It has been an ambition of mine for longer than I can remember to combine my interest in archaeology and history with both science and perhaps some more esoteric methods, choosing a path that doesn’t always suit the established professional minds.
Digging deeper into the saga and early poems, for example.
There is a clear tendency to write off the concrete value in e.g. Bjowulf, the Hervarar Saga and Voluspa (The divination of the sorceress)
It is not a revolutionary new statement that the old sagas and poems just might contain a nucleus of real events. But the step seriously to analyse this fragile literature with the object of excavating a historic background has always been considered scientifically dubious. Writers and amateurs with little to lose have, therefore, led the way. But during the past 20 years archaeologists have increasingly been able to provide evidence from the iron age that turns the sagas and other iconography into descriptions that should not be ignored. People, who previously were laughed at, e.g. the Danish writer Peter Grove, have increasingly become rehabilitated. Their findings and the openness in what is termed “New Archaeology” has made our most ancient – and oral - literature a cultural reality and helped open the door to serious research in the hero-poetry.
Perhaps 95% of the writing passed down to us in the last 1000 years, e.g. Snorre Sturlasson’s Eddas, can be classified as pure literary entertainment; Jeffrey Archer a la 1200 CE; But if the remaining 5% can be used to unravel some of the enigmas of the past, the culture and the people and even give us an indication of our origins – wouldn’t that be a boon?

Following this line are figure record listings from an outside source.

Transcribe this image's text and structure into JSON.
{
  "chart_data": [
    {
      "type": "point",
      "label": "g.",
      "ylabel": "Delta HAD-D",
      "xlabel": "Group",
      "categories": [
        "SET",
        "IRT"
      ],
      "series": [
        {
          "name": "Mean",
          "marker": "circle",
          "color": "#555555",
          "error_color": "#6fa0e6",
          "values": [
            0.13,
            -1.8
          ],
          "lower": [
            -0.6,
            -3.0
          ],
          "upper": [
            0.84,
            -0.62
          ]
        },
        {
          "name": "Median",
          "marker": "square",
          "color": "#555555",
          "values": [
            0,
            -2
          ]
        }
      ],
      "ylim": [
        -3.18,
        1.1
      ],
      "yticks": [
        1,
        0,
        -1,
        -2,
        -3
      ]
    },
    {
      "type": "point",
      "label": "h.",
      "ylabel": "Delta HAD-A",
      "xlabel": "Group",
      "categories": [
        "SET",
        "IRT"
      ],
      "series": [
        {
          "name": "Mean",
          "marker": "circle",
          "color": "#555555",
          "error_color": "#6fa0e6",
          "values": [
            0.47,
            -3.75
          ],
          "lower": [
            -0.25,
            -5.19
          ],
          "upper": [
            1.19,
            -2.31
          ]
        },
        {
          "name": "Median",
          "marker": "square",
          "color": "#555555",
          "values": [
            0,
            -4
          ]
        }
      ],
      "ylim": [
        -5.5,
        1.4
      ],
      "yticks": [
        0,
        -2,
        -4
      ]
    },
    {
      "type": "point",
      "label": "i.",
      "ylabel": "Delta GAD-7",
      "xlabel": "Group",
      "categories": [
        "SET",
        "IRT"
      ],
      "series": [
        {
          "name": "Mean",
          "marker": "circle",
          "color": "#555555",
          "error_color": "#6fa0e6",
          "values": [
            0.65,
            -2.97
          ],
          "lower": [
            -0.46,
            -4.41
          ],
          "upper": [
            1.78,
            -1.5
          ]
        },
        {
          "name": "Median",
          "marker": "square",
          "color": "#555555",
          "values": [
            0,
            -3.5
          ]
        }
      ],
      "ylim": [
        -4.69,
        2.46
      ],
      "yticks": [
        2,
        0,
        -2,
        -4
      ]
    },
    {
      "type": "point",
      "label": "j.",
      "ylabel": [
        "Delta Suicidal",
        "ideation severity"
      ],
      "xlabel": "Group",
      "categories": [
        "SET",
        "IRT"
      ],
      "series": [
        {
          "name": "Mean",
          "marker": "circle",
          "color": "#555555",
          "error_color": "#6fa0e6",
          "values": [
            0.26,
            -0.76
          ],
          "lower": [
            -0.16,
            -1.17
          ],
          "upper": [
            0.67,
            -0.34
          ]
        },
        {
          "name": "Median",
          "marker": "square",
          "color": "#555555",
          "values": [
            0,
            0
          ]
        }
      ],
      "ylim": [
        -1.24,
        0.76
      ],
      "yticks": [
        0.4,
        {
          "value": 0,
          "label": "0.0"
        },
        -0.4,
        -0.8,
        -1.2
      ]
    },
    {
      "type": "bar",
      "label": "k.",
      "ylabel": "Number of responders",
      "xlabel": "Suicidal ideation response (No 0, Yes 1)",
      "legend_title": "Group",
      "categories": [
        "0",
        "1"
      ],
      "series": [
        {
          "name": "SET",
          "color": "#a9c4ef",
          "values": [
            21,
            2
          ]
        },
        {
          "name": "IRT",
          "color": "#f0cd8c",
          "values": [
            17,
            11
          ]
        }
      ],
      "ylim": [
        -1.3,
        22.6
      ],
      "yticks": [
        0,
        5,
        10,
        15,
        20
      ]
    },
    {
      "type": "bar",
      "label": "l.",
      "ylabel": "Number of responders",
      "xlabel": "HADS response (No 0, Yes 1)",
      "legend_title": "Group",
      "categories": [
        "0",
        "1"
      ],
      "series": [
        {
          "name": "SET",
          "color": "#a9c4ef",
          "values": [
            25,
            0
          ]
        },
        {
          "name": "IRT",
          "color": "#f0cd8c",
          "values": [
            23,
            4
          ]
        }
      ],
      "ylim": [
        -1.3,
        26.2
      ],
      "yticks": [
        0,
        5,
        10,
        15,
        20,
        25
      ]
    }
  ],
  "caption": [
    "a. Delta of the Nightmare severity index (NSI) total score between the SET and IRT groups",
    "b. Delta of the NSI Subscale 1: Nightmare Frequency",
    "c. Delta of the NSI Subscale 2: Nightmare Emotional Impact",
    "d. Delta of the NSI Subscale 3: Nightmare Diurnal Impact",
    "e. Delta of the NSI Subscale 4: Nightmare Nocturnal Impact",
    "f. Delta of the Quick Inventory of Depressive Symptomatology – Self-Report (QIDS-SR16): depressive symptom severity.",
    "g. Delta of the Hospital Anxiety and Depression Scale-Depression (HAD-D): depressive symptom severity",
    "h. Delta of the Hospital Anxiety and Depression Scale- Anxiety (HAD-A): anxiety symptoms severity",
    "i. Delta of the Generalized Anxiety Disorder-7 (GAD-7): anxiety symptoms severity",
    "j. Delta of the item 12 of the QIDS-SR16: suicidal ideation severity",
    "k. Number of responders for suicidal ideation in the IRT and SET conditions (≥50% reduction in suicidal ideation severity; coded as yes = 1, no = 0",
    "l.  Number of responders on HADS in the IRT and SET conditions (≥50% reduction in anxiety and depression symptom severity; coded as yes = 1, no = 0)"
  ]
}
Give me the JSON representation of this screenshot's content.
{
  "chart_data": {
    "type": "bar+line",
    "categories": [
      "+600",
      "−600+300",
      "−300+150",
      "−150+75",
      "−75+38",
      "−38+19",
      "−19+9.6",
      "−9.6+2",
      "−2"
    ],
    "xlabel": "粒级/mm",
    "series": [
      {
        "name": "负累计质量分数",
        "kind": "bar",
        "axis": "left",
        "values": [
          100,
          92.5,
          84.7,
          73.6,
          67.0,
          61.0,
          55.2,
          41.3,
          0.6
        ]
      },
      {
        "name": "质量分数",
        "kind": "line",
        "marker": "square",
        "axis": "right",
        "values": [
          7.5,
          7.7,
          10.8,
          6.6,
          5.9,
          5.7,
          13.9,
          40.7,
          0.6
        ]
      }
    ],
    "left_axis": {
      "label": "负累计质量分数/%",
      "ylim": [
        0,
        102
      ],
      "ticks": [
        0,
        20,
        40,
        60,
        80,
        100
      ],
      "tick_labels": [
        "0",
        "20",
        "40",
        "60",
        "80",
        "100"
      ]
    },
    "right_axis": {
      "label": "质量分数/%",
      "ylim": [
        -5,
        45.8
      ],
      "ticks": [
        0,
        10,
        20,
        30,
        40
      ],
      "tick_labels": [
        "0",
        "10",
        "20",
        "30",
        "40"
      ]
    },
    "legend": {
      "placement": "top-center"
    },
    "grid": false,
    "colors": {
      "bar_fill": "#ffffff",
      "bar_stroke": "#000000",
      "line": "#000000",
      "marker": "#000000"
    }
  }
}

The Roman, Byzantine and Greek historians knew too little about, or were simply uninterested in, what was going on in Northern Europe. It was too far away.
However, hidden in their accounts we sometimes find a few pearls to which we have paid no attention, but which turn out to have great significance. One only needs to consider Jordanes’ totally bungled sentence about the Herules and the Danes. Five words that confused us forever. But if the Goths are our ancestors, then suddenly Theodoric, Didrik of Bern, Ermanrik and many others become hugely important to us. Comparing this information with poems and sagas may then help open our minds and provide a new understanding, however difficult it may be to digest. But it deserves an attempt!
Archaeology today has moved well beyond wellies, mud and digging up old bones. As a science it has moved forward leaps and bounds through incorporating a broad interdisciplinary scientific approach. The first embryonic steps in this direction were taken through pollen analysis, dendro-chronology and C14 dating. With thermo-luminescence, advanced chemical preservation and geophysical radar the scientific tools removed yet another set of barriers. Today the interest has moved into border area studies on Climate, Biotopes and Culture and there is surely more to come.
Comparative studies between the content of sagas and poems and traditional archaeology is a relatively new science - part of the "New Archaeology". But once the professionals open their minds and lose the fear of ridicule, I am sure there is much success to excavate! The historic value of the sagas should not be written off a priori and relegated to the world of story-telling and poetry.
Unfortunately one only needs to surf the Internet to ascertain the wholesale leaning towards a safe narrow-mindedness, but I am sure this is about to change.
Admittedly, once we move into the world of poetry, the scientific ice becomes very thin. Normal verification methods do not always apply. It is incredible, however, how far we can penetrate the darkness through critically comparing sources, using a little common sense and adding otherwise acquired knowledge about cultural issues in the iron age. But with "New Archaeology" and finds from the last 20-30 years many of the more esoteric theories and possibilities have suddenly moved into the world of reality.
We know that we will never get to the bottom of all the enigmas. But even a little progress has value. And it’s exciting. Will we ever know if we really found Raedwald’s ship and burial mound at Sutton Hoo? Did he know Hengist and Horsa? Or were the Geats, the Getae, the Gautae and the Danes identical?
Frankly, I find it healthy if we only get half way – or even that far. There has to be something left for our curiosity leaving a reason for both carrot and whip.
In the course of the years to come I shall try to find – or perhaps rather choose? – my own holy grail: “Who were the Danes and where did they come from?”
What a task, but as a minimum I will add another column of light in my life’s memory!